> The expected speedup is around 100x, or 1000x for numerical stuff or allocatio...

klyrs · on May 11, 2023

Trivially parallelizable algorithms are definitely in the "not generally applicable" regime. But you're right, they're capable of hitting arbitrarily large, hardware-dependent speedups. And that's definitely something a sufficiently intelligent compiler should be able to capture through dependency analysis.

Note that I don't doubt the 35k speedup -- I've seen speedups into the millions -- I'm just saying there's no way that can be a representative speedup that users should expect to see.

piyh · on May 11, 2023

Python can use multiprocessing with a shared nothing architecture to use those 32 threads.

malodyets · on May 11, 2023

I was about to say the same thing.

Multiprocessing on Python works great and isn’t even very hard if you use say async_apply with a Pool.

Comparing single-threaded Python with multiprocesssing in Language X is unfair if not disingenuous.

mlyle · on May 11, 2023

> Multiprocessing on Python works great and isn’t even very hard if you use say async_apply with a Pool.

Multiprocessing works great if you don't really need a shared memory space for your task. If it's very loosely coupled, that's fine.

But if you use something that can benefit from real threading, Python clamps you to about 1.5-2.5 cores worth of throughput very often.

heavyset_go · on May 11, 2023

There's a serialization overhead both on dispatch and return that makes multiprocessing in Python unsuitable for some problems that would otherwise be solved well with threads in other languages.

mirekrusin · on May 12, 2023

Unless you don't need to change your code.

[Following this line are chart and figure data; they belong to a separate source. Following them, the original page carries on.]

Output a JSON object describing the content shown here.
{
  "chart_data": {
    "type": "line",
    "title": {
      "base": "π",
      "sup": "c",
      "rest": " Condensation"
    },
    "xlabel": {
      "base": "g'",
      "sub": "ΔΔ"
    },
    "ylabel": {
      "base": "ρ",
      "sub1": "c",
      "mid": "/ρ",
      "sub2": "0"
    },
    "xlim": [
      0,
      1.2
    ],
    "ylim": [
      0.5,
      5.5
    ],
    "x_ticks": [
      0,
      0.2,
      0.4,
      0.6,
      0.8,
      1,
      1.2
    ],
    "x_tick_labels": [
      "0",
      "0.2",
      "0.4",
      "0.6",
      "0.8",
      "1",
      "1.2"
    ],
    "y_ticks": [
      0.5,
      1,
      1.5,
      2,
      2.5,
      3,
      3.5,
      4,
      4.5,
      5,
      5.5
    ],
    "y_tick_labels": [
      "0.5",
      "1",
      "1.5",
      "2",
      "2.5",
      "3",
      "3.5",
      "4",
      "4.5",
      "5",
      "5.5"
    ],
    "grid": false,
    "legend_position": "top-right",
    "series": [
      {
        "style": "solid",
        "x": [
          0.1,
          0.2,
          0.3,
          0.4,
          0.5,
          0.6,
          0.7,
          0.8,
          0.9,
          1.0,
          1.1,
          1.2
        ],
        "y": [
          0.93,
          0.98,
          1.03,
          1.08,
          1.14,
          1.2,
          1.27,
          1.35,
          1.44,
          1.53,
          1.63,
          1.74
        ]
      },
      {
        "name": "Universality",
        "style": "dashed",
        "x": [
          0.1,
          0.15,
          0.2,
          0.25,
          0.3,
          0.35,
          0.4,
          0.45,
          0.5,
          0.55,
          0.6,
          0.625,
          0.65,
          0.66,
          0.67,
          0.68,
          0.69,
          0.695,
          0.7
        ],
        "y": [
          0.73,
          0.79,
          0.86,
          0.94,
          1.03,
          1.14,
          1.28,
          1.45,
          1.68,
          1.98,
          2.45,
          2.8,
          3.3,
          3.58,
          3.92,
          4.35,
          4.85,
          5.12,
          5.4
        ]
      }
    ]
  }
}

vlovich123 · on May 11, 2023

The other languages are not taking/releasing a globally mutually exclusive GIL every time it crosses an API boundary and thus "shared nothing" in those languages is truly shared nothing. Additionally, Python's multiprocessing carries a lot of restrictions which makes it hard to pass more complex messages.

coldtea · on May 11, 2023

And each of these threads will still have the Python interpreter performance.

Nothing preventing something like Mojo to also use those same 32 threads but with 10-100x the performance instead.

bombolo · on May 11, 2023

Hear me out… we can write bad python code to justify impressive speed boosts rewriting it in rust.

In this way we can justify rewriting stuff in rust to our bosses!

If we write decent python, and perhaps even replace 1 line to use pypy, the speedup won't be impressive and we won't get to play with rust!